David Allen, his long-time friend and FBI squad supervisor, walked farther into the room and pulled the door shut behind him. He was carrying a purse under his arm like a football.
“That’s new.” Luc gestured at the handbag. “Clashes with the suit.”
“Don’t get any ideas. I got this back for the young lady you manhandled. I do believe she carries rocks in this thing.” David slid into a chair on the opposite side of the conference table and dropped the purse to the floor with a thud.
“Did you talk to the police chief?” Luc rubbed the back of his neck. God, he was tired.
“Yes. I hit construction in Philadelphia, so you’re lucky I got here in time. They were just about to bundle you off to another police station.”
“Well, now, wouldn’t that have been lovely? What did the chief say?”
“I gave him an idea of the situation. He understands now.”
“Swell. They didn’t believe me.”
“They wouldn’t. You did cause quite a stir. And the chief wasn’t exactly thrilled to hear that the FBI has been in his territory for weeks and he hadn’t known about it.”
“Yeah? Who’s fault was that?”
“Glitch in the paperwork.”
Luc laughed because he couldn’t help himself. “Perfect.”
“I calmed everyone down.” David put his elbows on the table and steepled his long fingers together, gazing at Luc with a calm, watchful expression. “Tell me what happened.”
Luc groaned. He wished his ankle didn’t hurt so much because he would have liked to have gotten up and paced around the room.
“You could say things didn’t go as planned.”
“They caught you.”
“Might as well have.” Luc told David about the botched office break-in and his escape from Joey Silvano’s mansion.
When he finished, the other man was silent for several minutes. “I’m surprised you got away.”
“Don’t worry, there wasn’t another Marie on this job. Nobody died for me this time.” Luc pushed back the memories with an effort. “As far as this op goes, we’re done. My cover’s blown, and they sure as hell won’t let me back in there again.”
“Yes.” David nodded and considered. “The powers that be are going to be royally pissed off when they find out what happened.”
“Tell me about it.”
David smiled briefly, then sobered. “Okay, so let’s talk about the lady down the hall.”

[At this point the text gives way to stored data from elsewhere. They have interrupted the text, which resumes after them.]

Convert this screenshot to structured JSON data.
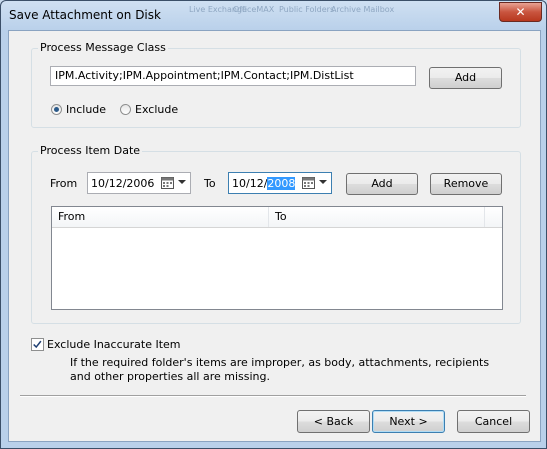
{
  "window": {
    "title": "Save Attachment on Disk",
    "close_glyph": "✕",
    "ghost_titles": [
      "Live Exchange",
      "OfficeMAX",
      "Public Folders",
      "Archive Mailbox"
    ]
  },
  "message_class": {
    "group_label": "Process Message Class",
    "value": "IPM.Activity;IPM.Appointment;IPM.Contact;IPM.DistList",
    "add_label": "Add",
    "include_label": "Include",
    "exclude_label": "Exclude",
    "selected": "Include"
  },
  "item_date": {
    "group_label": "Process Item Date",
    "from_label": "From",
    "from_value": "10/12/2006",
    "to_label": "To",
    "to_value_prefix": "10/12/",
    "to_value_selected": "2008",
    "add_label": "Add",
    "remove_label": "Remove",
    "columns": [
      "From",
      "To"
    ]
  },
  "exclude_inaccurate": {
    "label": "Exclude Inaccurate Item",
    "checked": true,
    "description": "If the required folder's items are improper, as body, attachments, recipients and other properties all are missing."
  },
  "footer": {
    "back_label": "< Back",
    "next_label": "Next >",
    "cancel_label": "Cancel"
  },
  "icons": {
    "calendar": "calendar-icon",
    "dropdown": "chevron-down-icon",
    "close": "close-icon",
    "check": "checkmark-icon"
  },
  "colors": {
    "selection": "#3399ff",
    "close_button": "#c9553f",
    "dialog_bg": "#f0f0f0"
  }
}
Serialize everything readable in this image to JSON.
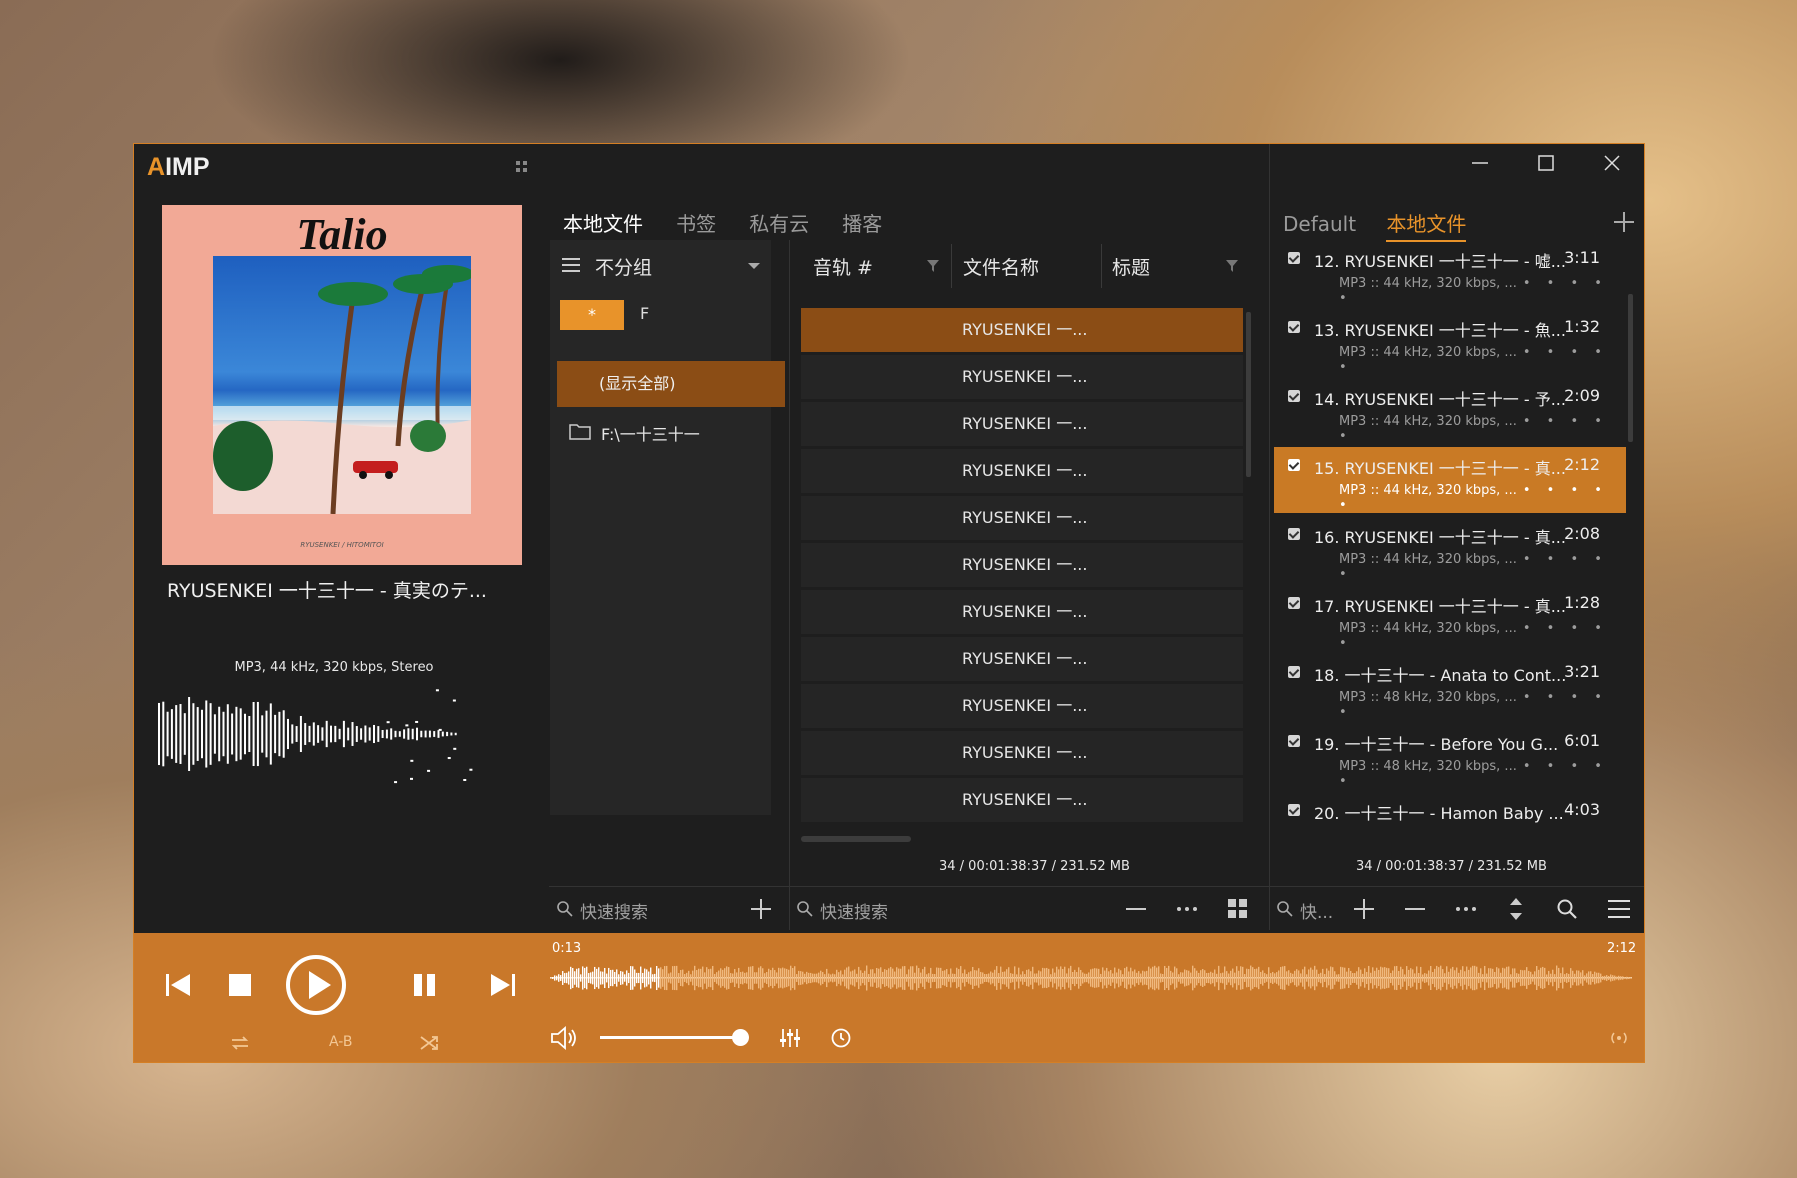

“My chauffer? With this ankle, I couldn’t run very far. It seemed like a good idea at the time.” Luc drew a hand through his hair and tried not to think about what he had done to her. About how he’d felt when he’d seen that gun aimed at her head and its halo of wild red curls.
He frowned. Why did she look so familiar? It had been nagging at him since the time he’d jumped into her car. With an effort, he forced his mind back to the matter at hand. “You know who’s in the holding cell, right?”